İşte o arkadaş toplantısında o dönemdeki adıyla Betül Işın da Arkın'ın dikkatini çekti. Hem güzelliğiyle hem de diğer kadınların aksine hiç peşinde koşmadığı için. O anları da şöyle anlatıyor Cüneyt Arkın:
"Herkes peşimde koşarken bu kadın neden bana bakmadı” egosu ile başladı. Tanıştık ve çok farklıydı o. Egosuz, bildiğin köyden gelmiş, özünü kaybetmemiş bir adam gibi. Tanıştık, derken birbirimizin vazgeçilmezi olduk ve bir yıl sonra evlendik."
Cüneyt Arkın eşiyle tanışma öyküsünü ve o anda hissettiklerini bir paylaşımında şöyle anlatmıştı.
"Şöhret olduğumu, hayatımın altüst oluşundan anladım. Artık kendimi yaşamıyordum. Sinema da var olma kavgası, gereğinden fazla tanınmak, önemsenmek, bütün gençlik hayallerimi, kendim olarak yaşama isteğimi yok etmişti. Gene de direniyordum. Çoğu kez öylesine bunalıyordum ki, hasretle, yoldan geçen, bana sırtı dönük uzaklaşıp giden bir kadının arkasından koşup, ona usulca dokunayım ve ne olur benimle evlen diye yalvarayım hayallerini kuruyordum. Bir gün bu yok oluşun içinde bir partide onu gördüm. Baştan aşağı maviydi ve tarifsiz kederler içinde bir partide onu gördüm. Usulca yaklaştım. Bana bir garip baktı. Kocaman gözlerindeki ılık, hüzünlü mavilik içime aktı. Kendimi bir çocuk gibi hür hissettim. ‘Ben Dr. Fahrettin’ dedim. ‘Betül’ dedi. Sonra hiç konuşmadık. Kısa bir zaman sonra da evlendik. Bebeğim Betül cennetim oldu."
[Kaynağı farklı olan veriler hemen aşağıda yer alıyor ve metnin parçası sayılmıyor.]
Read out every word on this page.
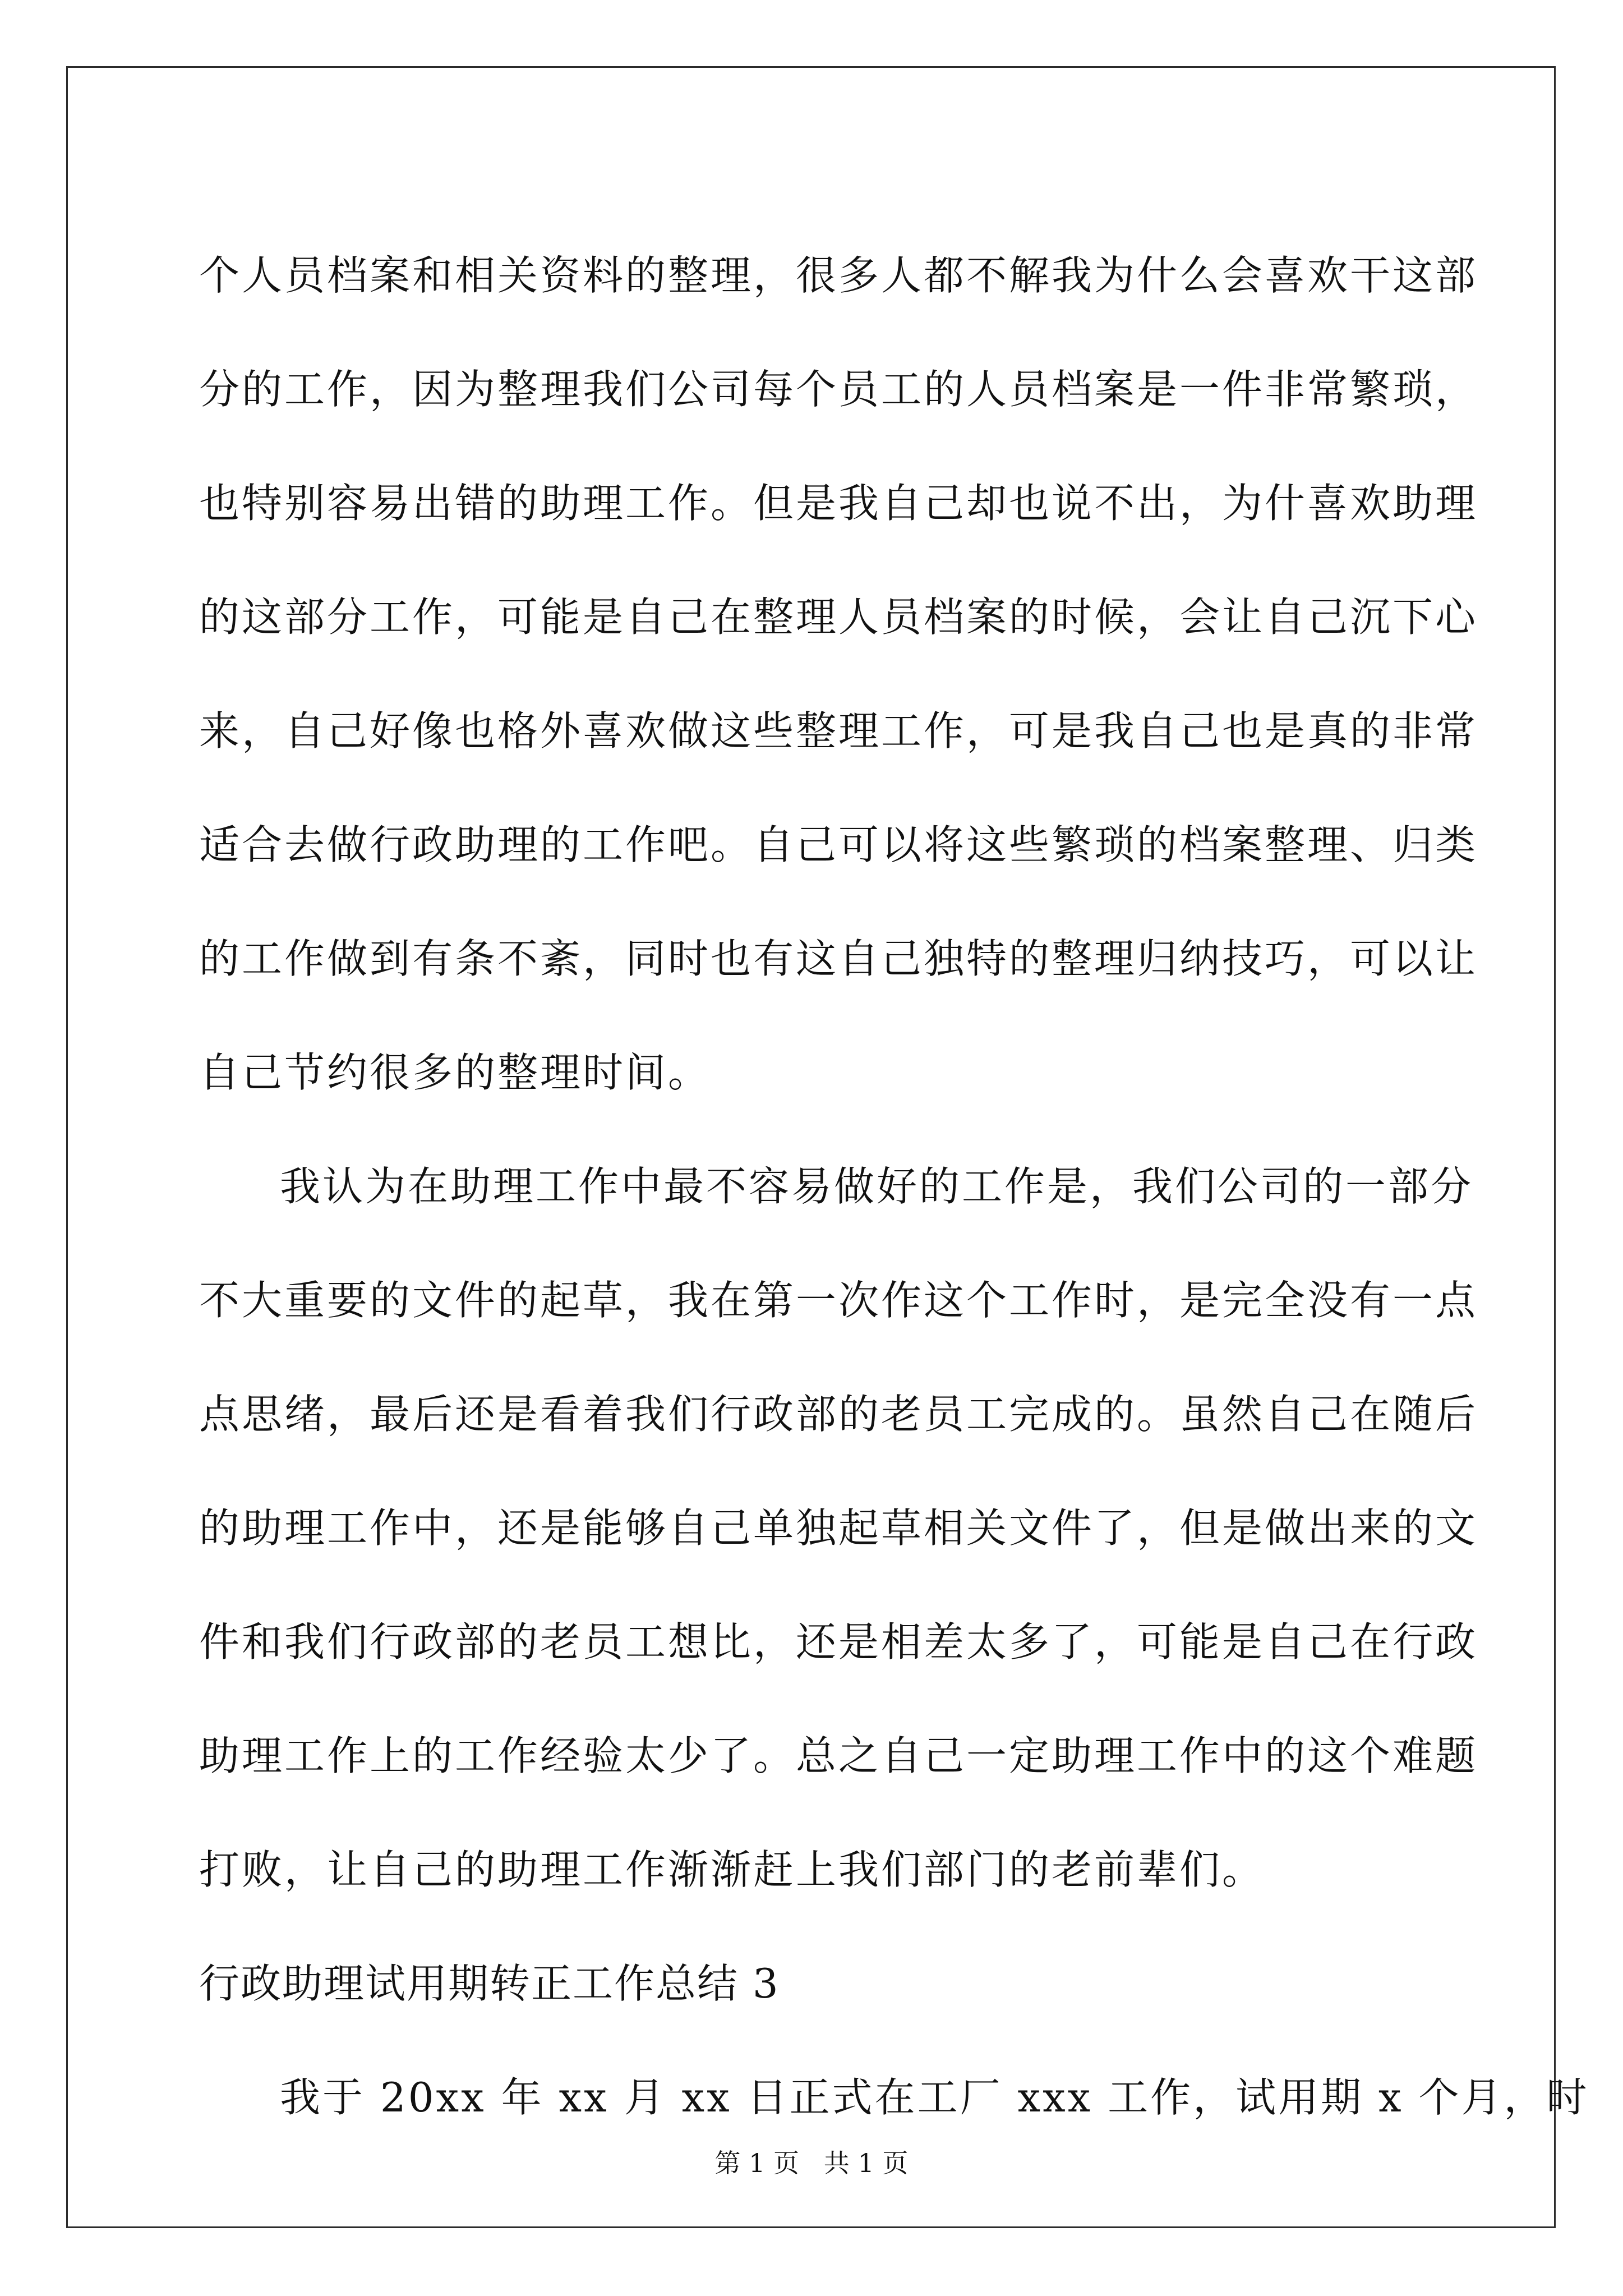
个人员档案和相关资料的整理，很多人都不解我为什么会喜欢干这部
分的工作，因为整理我们公司每个员工的人员档案是一件非常繁琐，
也特别容易出错的助理工作。但是我自己却也说不出，为什喜欢助理
的这部分工作，可能是自己在整理人员档案的时候，会让自己沉下心
来，自己好像也格外喜欢做这些整理工作，可是我自己也是真的非常
适合去做行政助理的工作吧。自己可以将这些繁琐的档案整理、归类
的工作做到有条不紊，同时也有这自己独特的整理归纳技巧，可以让
自己节约很多的整理时间。
我认为在助理工作中最不容易做好的工作是，我们公司的一部分
不大重要的文件的起草，我在第一次作这个工作时，是完全没有一点
点思绪，最后还是看着我们行政部的老员工完成的。虽然自己在随后
的助理工作中，还是能够自己单独起草相关文件了，但是做出来的文
件和我们行政部的老员工想比，还是相差太多了，可能是自己在行政
助理工作上的工作经验太少了。总之自己一定助理工作中的这个难题
打败，让自己的助理工作渐渐赶上我们部门的老前辈们。
行政助理试用期转正工作总结 3
我于 20xx 年 xx 月 xx 日正式在工厂 xxx 工作，试用期 x 个月，时
第 1 页   共 1 页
Eşi hakkında "O benim cennetim, bebeğim" diyen Arkın, eşinin son derece vefakar olduğunu da anlatıyor. İki yıl hasta yattığı sırada onu bir dakika bile bırakmadığını, hatta sık sık kahrını çektiğini de. Yine Arkın'ın o röportajda anlattıklarına kulak verelim:
"Benim bir sarhoşluk dönemim oldu. Melek gelse çekmezdi, sabır taşı olsa çatlardı ama o ses çıkarmadı. Betül sayesinde vazgeçtim içkiden. Çok abartırdım. O olmasa sarhoş, alkolik bir adam olarak çürür giderdim."
Eşi ise o sabırlı olduğunu, o dönemin biteceğine inandığını ve o yüzden dayandığını anlatıyor. Betül Hanım, eşini kıskandığını ama bunu ona hiç belli etmediğini de belirtiyor ve şöyle tanımlıyor: "Dünya yakışıklısı adam. İnsan bakmaya kıyamıyordu."
Cüneyt Arkın kimi zaman "bebek" dediği eşini kimi zaman da "papatya" diye çağırıyor. İlişkilerinde romantizme önem verdiğini hatta sık sık eşi için şiirler yazdığını da anlatıyor. Cüneyt Arkın'ın yine aynı röportajda söylediğine göre eşini aldatmayı aklından bile geçirmediğini şu cümlelerle anlatıyor:
"Senin için ömrünü vermeye hazır bir kadın varken, ne olduğunu bilmediğin bir başka kadına nasıl yamulursun? Böyle kadını insan aldatmaya utanır."
Cüneyt Arkın ve eşi Betül Hanım'ın Murat ve Kaan adında iki oğlu bulunuyor. Her iki oğlu da evli olan çift, iki de torun sahibi.